TOWARDS the end of the following year a great event took place in Frosses. It was reported that a registered letter addressed to “James Ryan, Esquire, Meenalicknalore” was lying in Frosses post-office. Norah heard the news and spoke of it to her father.

“No one but your own self can get the letter,” she said. “That is what the people at the post-office say. You have to write your name down on white paper too, before the letter crosses the counter.”

“And is it me, a man who was never at school, that has to put down my name?” asked James Ryan in a puzzled voice.

“It will be a letter from the boy himself,” said the old woman, who was sitting up in bed and knitting. Now and again she placed her bright irons down and coughed with such violence as to shake her whole body. “And maybe there is money in the same letter. It is not often that we have a letter coming to us.”

“We had none since the last process for the rent and that was two years aback,” said the husband. “Maybe I will be going into Frosses and getting that letter myself now.”

“Maybe you would,” stammered his wife, still battling with her cough.

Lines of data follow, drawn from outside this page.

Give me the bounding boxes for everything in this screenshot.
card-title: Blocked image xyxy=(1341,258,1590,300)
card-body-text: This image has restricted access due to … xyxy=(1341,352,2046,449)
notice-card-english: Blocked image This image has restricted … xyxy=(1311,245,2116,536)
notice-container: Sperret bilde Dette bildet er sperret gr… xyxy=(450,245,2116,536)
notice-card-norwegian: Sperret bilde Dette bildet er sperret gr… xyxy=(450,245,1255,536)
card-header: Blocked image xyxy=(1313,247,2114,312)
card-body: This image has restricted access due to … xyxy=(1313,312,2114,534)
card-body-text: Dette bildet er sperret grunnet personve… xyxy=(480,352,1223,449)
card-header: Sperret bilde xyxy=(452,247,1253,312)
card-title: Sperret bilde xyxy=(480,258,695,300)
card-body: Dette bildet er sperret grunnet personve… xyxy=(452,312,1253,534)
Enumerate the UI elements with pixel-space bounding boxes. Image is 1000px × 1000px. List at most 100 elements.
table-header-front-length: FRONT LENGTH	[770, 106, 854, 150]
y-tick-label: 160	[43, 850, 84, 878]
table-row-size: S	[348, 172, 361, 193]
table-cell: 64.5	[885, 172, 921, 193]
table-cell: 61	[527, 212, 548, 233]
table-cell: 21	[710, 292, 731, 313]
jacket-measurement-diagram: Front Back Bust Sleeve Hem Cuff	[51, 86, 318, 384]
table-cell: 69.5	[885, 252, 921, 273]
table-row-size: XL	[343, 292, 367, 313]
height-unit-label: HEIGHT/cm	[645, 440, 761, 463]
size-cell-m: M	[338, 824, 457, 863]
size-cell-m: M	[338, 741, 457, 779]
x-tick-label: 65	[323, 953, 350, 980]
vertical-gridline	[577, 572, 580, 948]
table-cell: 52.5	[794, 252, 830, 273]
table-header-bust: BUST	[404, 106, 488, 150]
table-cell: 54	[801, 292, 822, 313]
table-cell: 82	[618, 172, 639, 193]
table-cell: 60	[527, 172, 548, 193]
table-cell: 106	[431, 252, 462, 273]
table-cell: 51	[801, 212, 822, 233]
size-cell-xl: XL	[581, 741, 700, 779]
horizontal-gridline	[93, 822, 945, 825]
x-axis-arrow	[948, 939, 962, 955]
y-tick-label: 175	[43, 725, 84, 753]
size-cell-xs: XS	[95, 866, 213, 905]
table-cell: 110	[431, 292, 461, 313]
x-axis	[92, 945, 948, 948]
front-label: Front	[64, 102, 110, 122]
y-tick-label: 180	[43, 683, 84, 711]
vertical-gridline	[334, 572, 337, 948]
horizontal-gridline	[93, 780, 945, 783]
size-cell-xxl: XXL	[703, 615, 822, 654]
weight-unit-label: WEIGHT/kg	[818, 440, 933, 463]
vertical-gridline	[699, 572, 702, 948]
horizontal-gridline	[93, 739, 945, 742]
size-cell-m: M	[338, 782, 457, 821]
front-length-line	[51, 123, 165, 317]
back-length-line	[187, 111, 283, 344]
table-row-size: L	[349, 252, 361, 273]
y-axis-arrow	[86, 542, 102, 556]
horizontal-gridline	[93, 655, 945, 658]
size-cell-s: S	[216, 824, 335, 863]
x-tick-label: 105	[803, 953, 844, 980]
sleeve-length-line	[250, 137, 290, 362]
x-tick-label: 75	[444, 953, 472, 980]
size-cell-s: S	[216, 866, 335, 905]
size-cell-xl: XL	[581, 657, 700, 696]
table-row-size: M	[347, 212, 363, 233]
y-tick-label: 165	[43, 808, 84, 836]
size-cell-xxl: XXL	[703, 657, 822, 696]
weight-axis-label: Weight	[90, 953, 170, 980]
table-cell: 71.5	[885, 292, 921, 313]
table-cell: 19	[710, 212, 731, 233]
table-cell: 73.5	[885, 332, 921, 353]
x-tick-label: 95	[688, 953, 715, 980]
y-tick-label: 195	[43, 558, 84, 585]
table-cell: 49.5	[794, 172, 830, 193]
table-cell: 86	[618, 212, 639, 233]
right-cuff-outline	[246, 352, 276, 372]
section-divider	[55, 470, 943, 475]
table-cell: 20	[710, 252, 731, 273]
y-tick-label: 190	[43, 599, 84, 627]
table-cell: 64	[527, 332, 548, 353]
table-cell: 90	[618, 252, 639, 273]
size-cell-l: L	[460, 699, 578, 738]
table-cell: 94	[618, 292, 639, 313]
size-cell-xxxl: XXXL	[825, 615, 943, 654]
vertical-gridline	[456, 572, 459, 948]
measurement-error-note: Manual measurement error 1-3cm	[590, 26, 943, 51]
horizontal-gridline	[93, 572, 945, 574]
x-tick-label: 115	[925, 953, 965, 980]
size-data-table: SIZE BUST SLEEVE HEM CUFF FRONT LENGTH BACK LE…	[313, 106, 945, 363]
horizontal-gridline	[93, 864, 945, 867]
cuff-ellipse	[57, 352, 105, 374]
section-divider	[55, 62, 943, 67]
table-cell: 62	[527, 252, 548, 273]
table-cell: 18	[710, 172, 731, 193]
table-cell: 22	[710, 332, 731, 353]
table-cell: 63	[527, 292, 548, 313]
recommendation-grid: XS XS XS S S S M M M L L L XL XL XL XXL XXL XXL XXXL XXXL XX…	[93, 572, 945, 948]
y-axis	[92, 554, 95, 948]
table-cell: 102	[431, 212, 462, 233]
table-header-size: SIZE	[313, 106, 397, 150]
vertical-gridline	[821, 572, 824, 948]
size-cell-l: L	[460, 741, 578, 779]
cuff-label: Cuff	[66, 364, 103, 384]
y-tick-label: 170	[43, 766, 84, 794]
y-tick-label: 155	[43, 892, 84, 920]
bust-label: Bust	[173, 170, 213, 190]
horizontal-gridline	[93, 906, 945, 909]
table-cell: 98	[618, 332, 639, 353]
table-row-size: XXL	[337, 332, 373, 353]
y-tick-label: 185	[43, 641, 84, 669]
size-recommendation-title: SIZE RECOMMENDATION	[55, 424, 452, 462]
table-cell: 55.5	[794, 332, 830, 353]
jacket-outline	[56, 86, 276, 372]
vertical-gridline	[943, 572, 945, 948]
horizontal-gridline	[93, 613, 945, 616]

James Ryan put on his mairteens and left the house. Norah watched him depart, and her eyes followed him until he turned the corner of the road; then she went to the bedside and sitting on a low stool commenced to turn the heel of a long stocking.

“How many days to a day now is it since Fergus took the road to Derry?” asked the old woman. “I am sure it is near come nine months this very minute.”

“It is ten months all but sixteen days.”

“Under God the day and the night, and is it that?”